Mit Jacky Pochon und Schneeschuhen im Schweizer Kanton Wallis unterwegs

Hoch oben über Champéry ist ein guter Startpunkt für die Skisafari über die Pisten von Portes du Soleil.
Hoch oben über Champéry ist ein guter Startpunkt für die Skisafari über die Pisten von Portes du Soleil.

Die Kinder haben keinen Blick für die tief verschneiten Berge hoch oben über dem kleinen Bergdorf Champoussin im südwestlichsten Zipfel des Schweizer Kantons Wallis. Bereits das Befestigen der Schneeschuhe - etwa einen halben Meter lange und geschätzte 20 Zentimeter breite Treter aus Plastik - scheint sie zu nerven.
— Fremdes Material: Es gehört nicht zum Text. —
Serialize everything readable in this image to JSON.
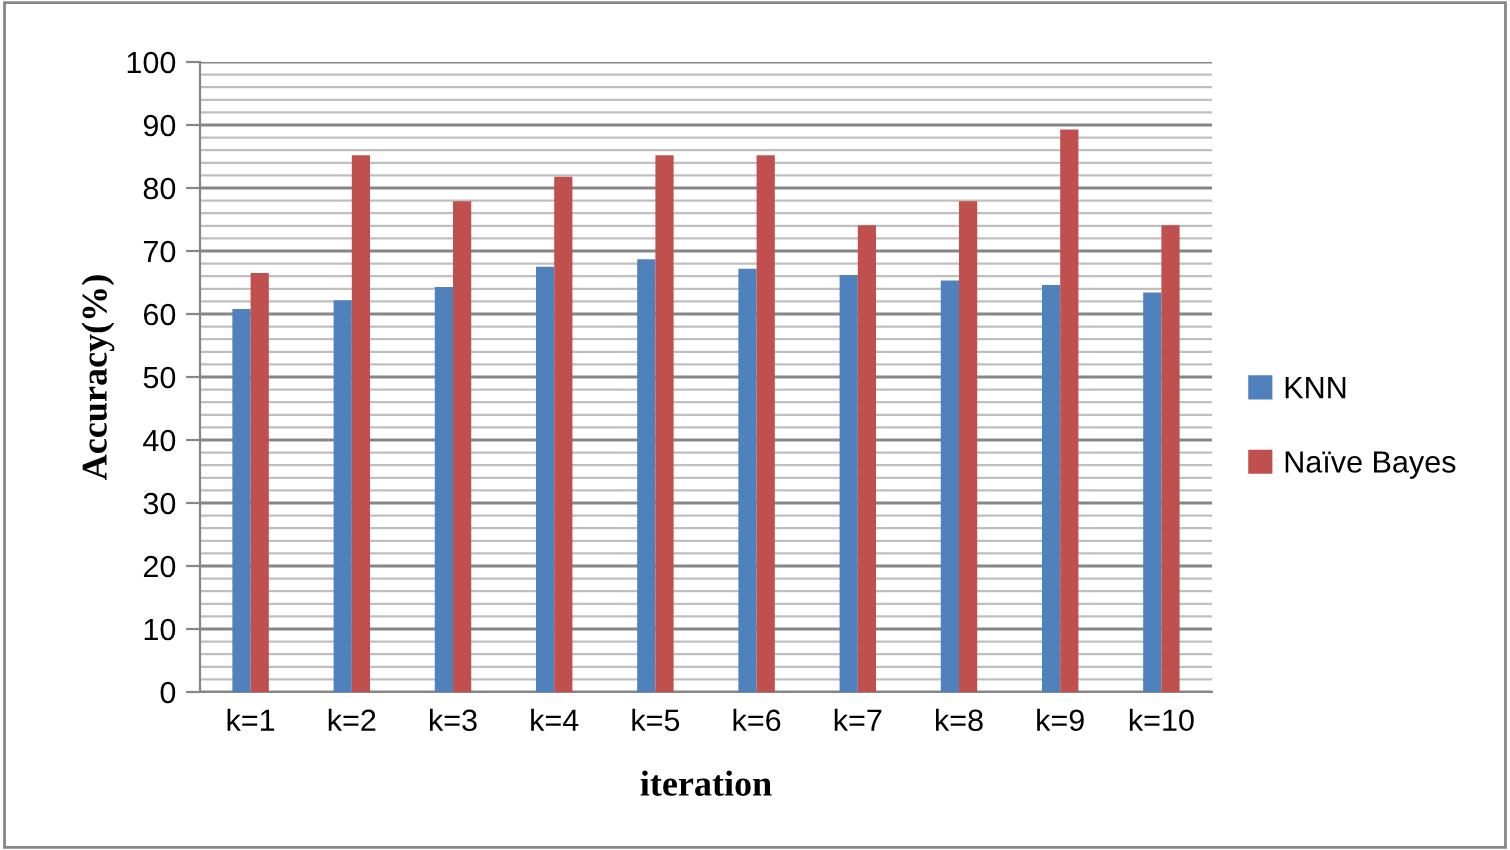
{
  "chart_data": {
    "type": "bar",
    "xlabel": "iteration",
    "ylabel": "Accuracy(%)",
    "categories": [
      "k=1",
      "k=2",
      "k=3",
      "k=4",
      "k=5",
      "k=6",
      "k=7",
      "k=8",
      "k=9",
      "k=10"
    ],
    "series": [
      {
        "name": "KNN",
        "color": "#4f81bd",
        "values": [
          60.8,
          62.2,
          64.3,
          67.5,
          68.7,
          67.2,
          66.2,
          65.3,
          64.6,
          63.4
        ]
      },
      {
        "name": "Naïve Bayes",
        "color": "#c0504d",
        "values": [
          66.5,
          85.2,
          77.9,
          81.8,
          85.2,
          85.2,
          74.1,
          77.9,
          89.3,
          74.1
        ]
      }
    ],
    "ylim": [
      0,
      100
    ],
    "yticks": [
      0,
      10,
      20,
      30,
      40,
      50,
      60,
      70,
      80,
      90,
      100
    ],
    "grid": "y",
    "legend": "right"
  }
}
Zugegeben, es ist eine Kunst für sich. Fest sollten die Schneeschuhe schon an den Stiefeln »kleben«.

Die etwa einhundert Schüler sind damit erst einmal länger beschäftigt. Und die Aktion scheint ihnen auch die ersten Kräfte geraubt zu haben. Langsam schleichen sie bergauf, schon auf den ersten 500 Metern wird die Gruppe weit auseinandergerissen, trennen sich die fitten von den weniger trainierten und lustlosen. Bergluft sind sie jedenfalls nicht gewöhnt. Und schließlich ist Sport nicht jedermanns Sache. Sportlehrer Philippe schaut ob des Schneckentempos seiner Schützlinge dann doch etwas ratlos aus. Die allerdings, sonst im Tal zu Hause, sind auf »Zwangswanderschaft«.
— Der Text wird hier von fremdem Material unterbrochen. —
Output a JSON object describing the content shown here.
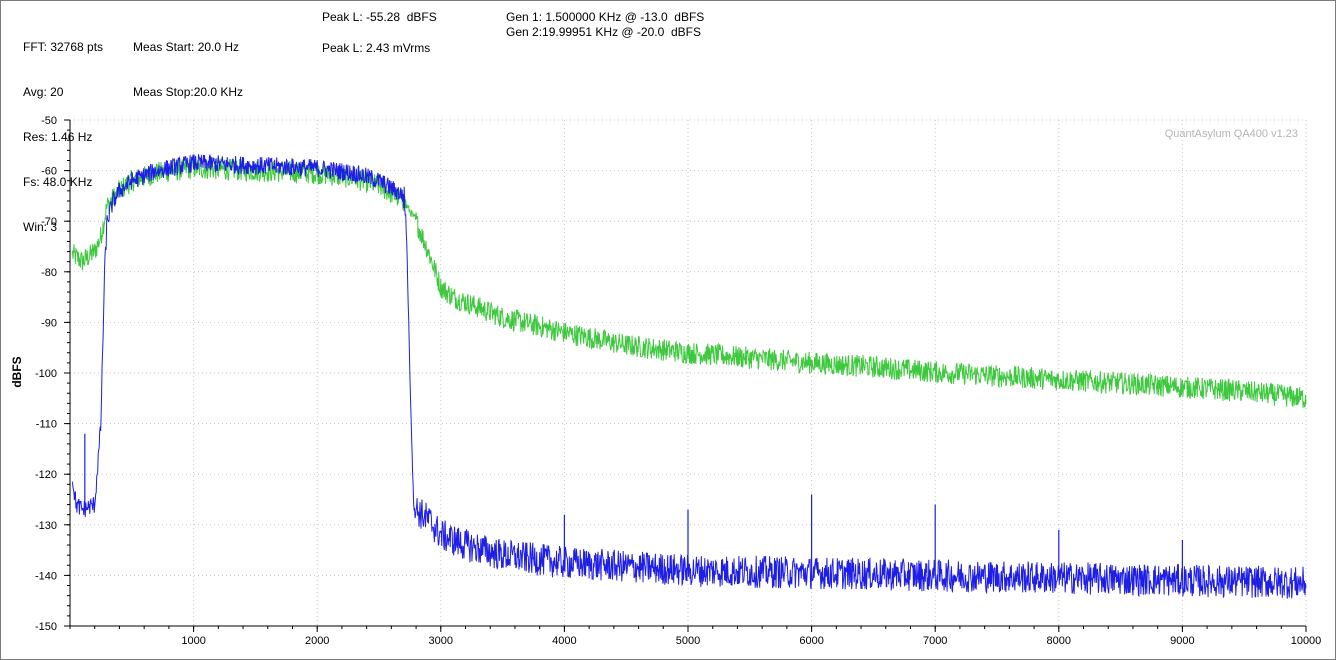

Im Gegensatz zu unserer Gruppe. Die führt der Skilehrer und Bergführer Jacky Pochon nach oben. Unsere Schneeschuhe sind perfekt festgeschnallt. Wir merken recht schnell, warum unbedingt feste Bergstiefel nötig sind. Die ersten Schritte sind noch etwas unbeholfen, doch mit jedem Schritt geht es besser. Spikeähnliche Dinger an der Unterseite verhindern das Rutschen. Nach etwa einem Kilometer blieb Jacky stehen und fragt: »Sportlich oder Autobahn?« Der Schülergruppe bleibt die Frage erspart, sie läuft auf der Autobahn. Unsere Gruppe geht hier erst einmal getrennte Wege. Die »Autobahn« ist ein relativ breiter Weg, der natürlich auch stetig bergauf führt, aber etwas sanfter. Wie mag dann erst der sportliche Weg sein? Im Zickzack geht es voran. Langsam. Die tief verschneite Bergwelt um uns herum nehmen wir anfangs kaum wahr. Der durchtrainierte Jacky läuft voran, als hätte er im Leben nie etwas anderes gemacht, als mit Schneeschuhen in einem Wahnsinnstempo die Berge hochzustapfen. Jacky gibt den großen Schweiger, scheint die Tour auf seine stille Art zu genießen. An jedem Anstieg ist er vor uns oben, das gibt ihm Zeit für den Blick auf seine Berge. Er wirkt wie der letzte große Abenteurer, der ganz eins mit der Natur ist. Die ist schließlich sein Arbeitsplatz.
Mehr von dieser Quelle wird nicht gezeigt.